Seven point one (7.1)
Dr. Bashir Mohammed
On July 5, 2019 the U.S. Geological Survey (USGS) reported an earthquake of magnitude 7.1 in southern California. The USGS has about 2,000 sensors used to monitor earthquakes in the U.S. alone. These sensors are connected to a network and they transmit traffic in the form of sensor data in real time.
Imagine a scenario where there is traffic congestion on a network, and these readings do not get to the USGS on time and they are unable to give warnings of an earthquake. Imagine the devastation to human life.
And before you ask, let me tell you now, my research is not primarily about earthquakes. It is focused on developing an AI algorithm to avoid network traffic congestion at ESnet.
Today, we live in an interconnected world, which is heavily dependent on the internet. Of the seven billion people that populate our world, four billion are already online. This means network traffic will continue to grow exponentially day by day.
Imagine waking up in the morning and you cannot connect to the internet with your cell phone, tablet, or PC because the network is congested or down” OMG! A lot of research has been done in the area of network traffic congestion management, but there is a problem. Most research has looked at the issue from a reactive standpoint, meaning it has focused more on addressing the problem after the traffic congestion has occurred. Clearly, this is risky and not a good solution, as evidenced by the earthquake example I referenced earlier.

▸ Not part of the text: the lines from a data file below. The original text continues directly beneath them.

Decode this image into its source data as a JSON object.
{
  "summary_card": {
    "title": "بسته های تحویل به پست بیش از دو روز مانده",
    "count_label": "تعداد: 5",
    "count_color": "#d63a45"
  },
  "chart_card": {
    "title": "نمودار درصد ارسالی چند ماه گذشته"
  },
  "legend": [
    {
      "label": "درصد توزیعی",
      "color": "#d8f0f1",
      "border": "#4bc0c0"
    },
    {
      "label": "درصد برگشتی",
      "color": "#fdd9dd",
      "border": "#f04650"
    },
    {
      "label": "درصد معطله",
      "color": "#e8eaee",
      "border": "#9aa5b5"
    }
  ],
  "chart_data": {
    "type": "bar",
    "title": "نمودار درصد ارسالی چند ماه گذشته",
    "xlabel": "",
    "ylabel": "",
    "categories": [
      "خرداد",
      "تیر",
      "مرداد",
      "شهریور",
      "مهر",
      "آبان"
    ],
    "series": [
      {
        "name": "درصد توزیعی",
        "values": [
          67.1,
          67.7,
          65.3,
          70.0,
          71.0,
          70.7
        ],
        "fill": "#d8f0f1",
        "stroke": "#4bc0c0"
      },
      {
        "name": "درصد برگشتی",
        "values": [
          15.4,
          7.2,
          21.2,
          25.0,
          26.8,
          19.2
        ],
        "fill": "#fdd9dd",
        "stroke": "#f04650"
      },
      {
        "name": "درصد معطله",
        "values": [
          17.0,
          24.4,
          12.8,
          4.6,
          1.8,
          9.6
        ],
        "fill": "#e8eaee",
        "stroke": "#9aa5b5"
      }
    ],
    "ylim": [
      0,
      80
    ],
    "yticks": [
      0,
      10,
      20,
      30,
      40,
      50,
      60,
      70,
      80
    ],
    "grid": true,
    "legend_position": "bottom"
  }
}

This is where I come-in. My team and I have addressed this problem from a proactive point of view. Basically, we are utilizing the concept of basic statistics to analyse and explore this massive amount of network data, plus the power of advanced computer simulation and artificial intelligence to predict way in advance, the real-time network behavior of the next level of traffic congestion. In simple terms, we have used historic time-stamped network data to predict the future network pattern.
This, we believe, will provide network engineers with prior information of the network behavior, which will help them avoid data traffic congestion, network downtime, and above all, save DOE millions of dollars on equipment costs. And when we are successful, it will answer what is arguably one of the most challenging open research questions in network engineering research.